Dispatch to pandas or Spark matching depending on input type.

Parameters

  df_or_sdf: pandas.DataFrame | pyspark.sql.DataFrame
    Input dataframe or Spark dataframe.
  *args: tuple
    Positional arguments forwarded to the implementation.
  **kwargs: dict
    Keyword arguments forwarded to the implementation.

Returns

  out: tuple[dict[str, set], pandas.DataFrame]
    Trait-to-pids mapping and a summary DataFrame.

get_matched_icd_traits_any()

python
phenofhy.icd.get_matched_icd_traits_any(df_or_sdf, *args, **kwargs)

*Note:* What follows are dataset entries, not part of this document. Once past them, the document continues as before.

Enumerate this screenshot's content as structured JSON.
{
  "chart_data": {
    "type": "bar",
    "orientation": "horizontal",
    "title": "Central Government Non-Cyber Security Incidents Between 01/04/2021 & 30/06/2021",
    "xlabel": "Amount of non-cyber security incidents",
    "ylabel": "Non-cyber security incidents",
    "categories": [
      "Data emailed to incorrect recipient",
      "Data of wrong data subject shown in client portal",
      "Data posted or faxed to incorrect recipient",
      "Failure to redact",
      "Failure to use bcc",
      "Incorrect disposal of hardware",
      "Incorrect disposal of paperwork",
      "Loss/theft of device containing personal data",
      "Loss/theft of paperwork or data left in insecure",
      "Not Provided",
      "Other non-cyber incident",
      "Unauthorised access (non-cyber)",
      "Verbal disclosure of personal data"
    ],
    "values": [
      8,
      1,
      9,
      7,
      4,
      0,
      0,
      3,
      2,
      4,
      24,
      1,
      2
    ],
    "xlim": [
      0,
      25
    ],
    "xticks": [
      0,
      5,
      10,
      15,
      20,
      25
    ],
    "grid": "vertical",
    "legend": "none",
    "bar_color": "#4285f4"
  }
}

Dispatch to pandas or Spark code-summary depending on input type.

Parameters

  df_or_sdf: pandas.DataFrame | pyspark.sql.DataFrame
    Input dataframe or Spark dataframe.
  *args: tuple
    Positional arguments forwarded to the implementation.
  **kwargs: dict
    Keyword arguments forwarded to the implementation.

Returns

  out: pandas.DataFrame
    DataFrame with columns trait, n_unique_codes, unique_codes.